One of the core beliefs of the clinic is that men play an important role in parenthood.

Andrew Thom, who had an absent father growing up and is now a father to a 12-year-old, says he decided to oversee the “Dads Matter” program after seeing the impact it has had on his life.

“I can remember just playing ball at the park by myself, and I had to teach myself lot of things and it really hindered my growth in a lot of ways,” Thom said.

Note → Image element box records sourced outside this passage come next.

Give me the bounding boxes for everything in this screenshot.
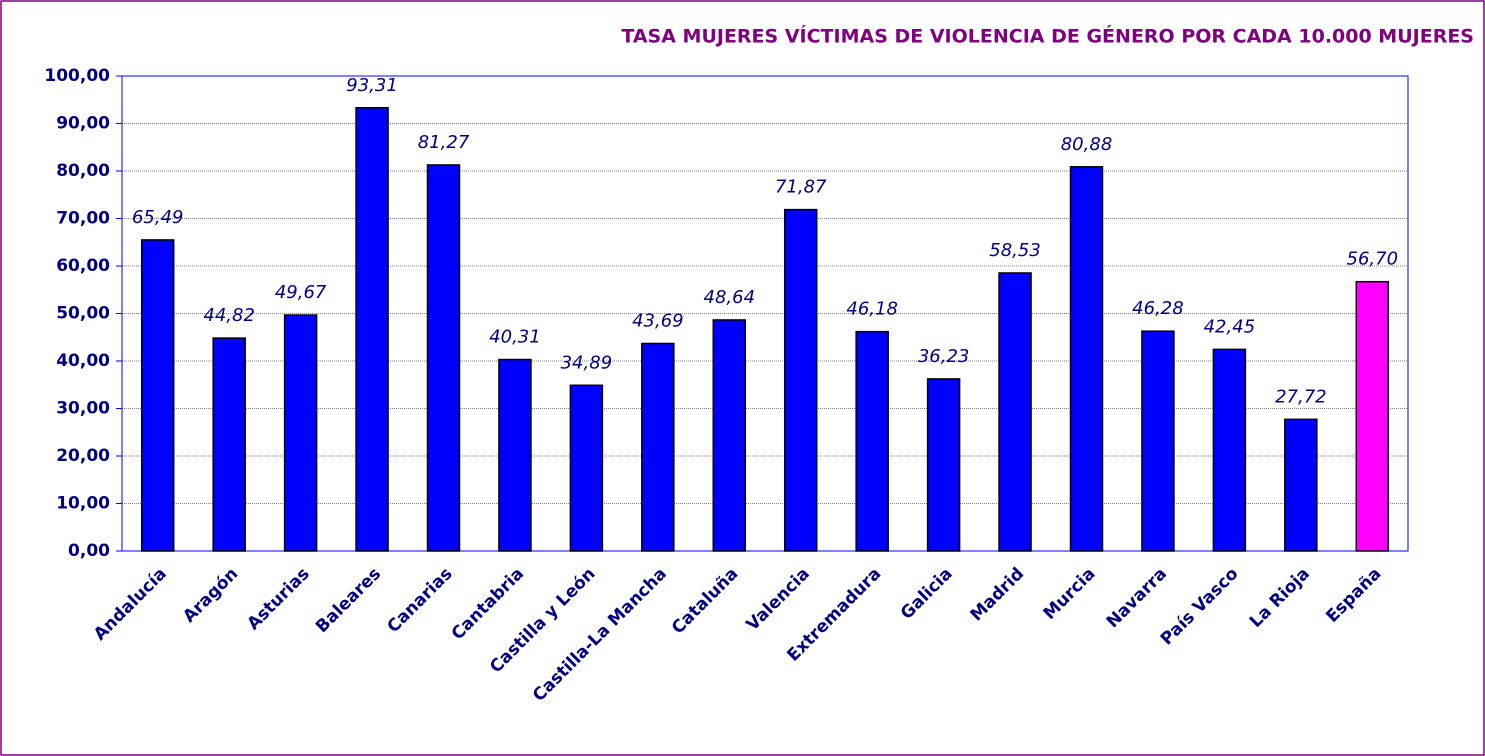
bar bbox=[283, 314, 318, 552]
bar bbox=[1141, 330, 1175, 552]
y-tick-label: 60,00 bbox=[56, 256, 110, 276]
bar bbox=[212, 337, 246, 552]
bar bbox=[855, 330, 889, 552]
value-label: 80,88 bbox=[1061, 134, 1113, 155]
bar bbox=[926, 378, 961, 552]
value-label: 65,49 bbox=[132, 207, 184, 228]
value-label: 81,27 bbox=[418, 132, 470, 153]
bar bbox=[998, 272, 1032, 552]
value-label: 93,31 bbox=[346, 75, 398, 96]
y-tick-label: 50,00 bbox=[56, 304, 110, 324]
value-label: 40,31 bbox=[489, 327, 541, 348]
y-tick-label: 10,00 bbox=[56, 494, 110, 514]
bar bbox=[1212, 348, 1247, 552]
y-tick-label: 40,00 bbox=[56, 351, 110, 371]
value-label: 46,28 bbox=[1132, 298, 1184, 319]
chart-title: TASA MUJERES VÍCTIMAS DE VIOLENCIA DE GÉ… bbox=[621, 25, 1474, 48]
bar bbox=[140, 239, 175, 552]
bar bbox=[426, 164, 461, 552]
bar bbox=[712, 319, 747, 552]
plot-frame bbox=[121, 75, 1409, 552]
value-label: 58,53 bbox=[989, 240, 1041, 261]
value-label: 44,82 bbox=[203, 305, 255, 326]
bar bbox=[1355, 280, 1390, 552]
bar bbox=[498, 358, 532, 552]
bar bbox=[355, 107, 389, 552]
bar bbox=[641, 342, 675, 552]
value-label: 42,45 bbox=[1204, 316, 1256, 337]
value-label: 27,72 bbox=[1275, 386, 1327, 407]
y-tick-label: 0,00 bbox=[68, 541, 110, 561]
bar bbox=[783, 208, 818, 552]
y-tick-label: 70,00 bbox=[56, 209, 110, 229]
y-tick-label: 100,00 bbox=[44, 66, 110, 86]
value-label: 34,89 bbox=[561, 352, 613, 373]
value-label: 49,67 bbox=[275, 282, 327, 303]
y-tick-label: 30,00 bbox=[56, 399, 110, 419]
value-label: 71,87 bbox=[775, 177, 827, 198]
y-tick-label: 90,00 bbox=[56, 114, 110, 134]
value-label: 43,69 bbox=[632, 310, 684, 331]
value-label: 48,64 bbox=[704, 287, 756, 308]
y-tick-label: 80,00 bbox=[56, 161, 110, 181]
bar bbox=[1284, 418, 1318, 552]
value-label: 46,18 bbox=[846, 299, 898, 320]
y-tick-label: 20,00 bbox=[56, 446, 110, 466]
bar bbox=[569, 384, 604, 552]
value-label: 36,23 bbox=[918, 346, 970, 367]
bar bbox=[1069, 166, 1104, 552]
value-label: 56,70 bbox=[1347, 249, 1399, 270]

Part of the classes are learning about the risk factors of a fatherless upbringing.

Thom says children who grow up without a male-figure are more likely to go to prison, come from violent homes, not finish high school and use drugs.

“We really go into depth of what it means to be a man and how you can be more involved," Thom said. "We actually have a baby basics class for the dads where we teach them how to change a diaper, how to burp a baby, how to feed a baby, how to put a baby in a car seat. All these things that men can step up and do."